The Monsters of Templeton, Lauren Groff, Nyperion, 2008, 361 pp
I wish I could say that I loved this book, but I didn't. I was looking forward to it with high expectations because I had read a story by the author in the 2007 Best American Short Stories which just took my breath away.
I think this is an ambitious novel with plenty of elements that I usually like: a young woman who is quirky and intelligent, history, a family tree which figures in the story and a bit of the supernatural. But I found it hard to follow, which is saying a lot because I can follow even the most convoluted novels.
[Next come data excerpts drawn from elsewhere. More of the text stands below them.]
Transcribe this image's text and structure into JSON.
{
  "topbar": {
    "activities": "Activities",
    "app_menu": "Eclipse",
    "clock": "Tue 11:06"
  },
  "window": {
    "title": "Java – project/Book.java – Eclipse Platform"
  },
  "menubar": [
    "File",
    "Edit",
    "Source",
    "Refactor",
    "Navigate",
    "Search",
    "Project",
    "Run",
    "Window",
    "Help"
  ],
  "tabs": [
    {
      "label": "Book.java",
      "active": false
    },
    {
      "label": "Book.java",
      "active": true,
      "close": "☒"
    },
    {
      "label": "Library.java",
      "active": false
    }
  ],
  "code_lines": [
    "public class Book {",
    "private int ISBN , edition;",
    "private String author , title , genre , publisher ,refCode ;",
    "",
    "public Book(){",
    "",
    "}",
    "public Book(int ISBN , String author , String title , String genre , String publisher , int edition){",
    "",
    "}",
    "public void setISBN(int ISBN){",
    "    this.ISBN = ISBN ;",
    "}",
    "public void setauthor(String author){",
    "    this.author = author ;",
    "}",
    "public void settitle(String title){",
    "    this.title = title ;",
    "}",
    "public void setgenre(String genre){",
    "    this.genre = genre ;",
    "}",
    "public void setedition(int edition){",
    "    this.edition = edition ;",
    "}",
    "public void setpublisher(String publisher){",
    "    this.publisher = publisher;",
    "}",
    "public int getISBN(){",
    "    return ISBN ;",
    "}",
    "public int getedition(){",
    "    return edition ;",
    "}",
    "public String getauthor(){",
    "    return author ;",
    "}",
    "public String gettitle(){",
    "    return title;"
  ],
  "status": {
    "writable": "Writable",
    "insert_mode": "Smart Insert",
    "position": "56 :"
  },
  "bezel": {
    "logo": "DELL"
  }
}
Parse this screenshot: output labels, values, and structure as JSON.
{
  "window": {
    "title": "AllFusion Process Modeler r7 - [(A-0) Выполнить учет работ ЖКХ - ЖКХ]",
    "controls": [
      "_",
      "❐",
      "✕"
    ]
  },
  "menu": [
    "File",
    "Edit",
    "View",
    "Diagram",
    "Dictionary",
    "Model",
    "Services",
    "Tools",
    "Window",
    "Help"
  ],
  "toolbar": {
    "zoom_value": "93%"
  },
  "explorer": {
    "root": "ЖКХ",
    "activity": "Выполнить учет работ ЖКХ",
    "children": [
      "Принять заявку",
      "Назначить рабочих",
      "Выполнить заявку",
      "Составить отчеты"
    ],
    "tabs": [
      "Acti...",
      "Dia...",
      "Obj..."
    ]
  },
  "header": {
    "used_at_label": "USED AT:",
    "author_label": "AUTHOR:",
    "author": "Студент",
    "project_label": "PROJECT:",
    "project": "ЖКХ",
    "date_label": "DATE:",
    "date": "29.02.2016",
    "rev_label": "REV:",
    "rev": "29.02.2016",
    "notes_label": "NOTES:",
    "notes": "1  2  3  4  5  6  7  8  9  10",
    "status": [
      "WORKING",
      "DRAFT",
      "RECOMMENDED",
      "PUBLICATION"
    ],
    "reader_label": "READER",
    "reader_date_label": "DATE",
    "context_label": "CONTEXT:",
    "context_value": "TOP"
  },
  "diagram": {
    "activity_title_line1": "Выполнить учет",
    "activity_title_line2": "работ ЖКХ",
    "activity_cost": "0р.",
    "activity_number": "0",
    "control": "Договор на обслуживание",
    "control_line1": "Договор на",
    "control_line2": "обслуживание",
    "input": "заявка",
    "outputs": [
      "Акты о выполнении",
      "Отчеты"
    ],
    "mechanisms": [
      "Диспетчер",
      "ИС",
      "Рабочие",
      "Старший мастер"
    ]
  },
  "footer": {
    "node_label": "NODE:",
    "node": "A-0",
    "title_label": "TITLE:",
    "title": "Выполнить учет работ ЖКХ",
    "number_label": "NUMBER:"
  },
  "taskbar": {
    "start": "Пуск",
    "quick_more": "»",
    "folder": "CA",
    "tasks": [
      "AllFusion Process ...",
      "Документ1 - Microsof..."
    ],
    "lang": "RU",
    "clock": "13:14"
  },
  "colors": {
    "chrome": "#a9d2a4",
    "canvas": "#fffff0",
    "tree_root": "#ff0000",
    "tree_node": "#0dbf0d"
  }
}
I just could not completely believe Willie Upton, the twenty-something heroine, and I could not get a grasp on her mother Vi in such a way as to feel involved with either one.
Willie has gotten herself in a jam and come home from an archeology dig that would have figured in her graduate thesis. She feels she has totally blown it and that her life is ruined. For such an independent and intelligent young woman, she spends the whole book being nasty to the mother she came home to for shelter and being about as silly emotionally as any chick lit heroine. It didn't seem to fit together right.
Getting through the novel was an effort, took way too long for a mere 361 pages and while the reader is supposed to feel that Willie changed and grew, I did not feel that she did. However, due to the short story that introduced me to Lauren Groff and to the large amount of potential I see in the novel, I will certainly read the next one she writes.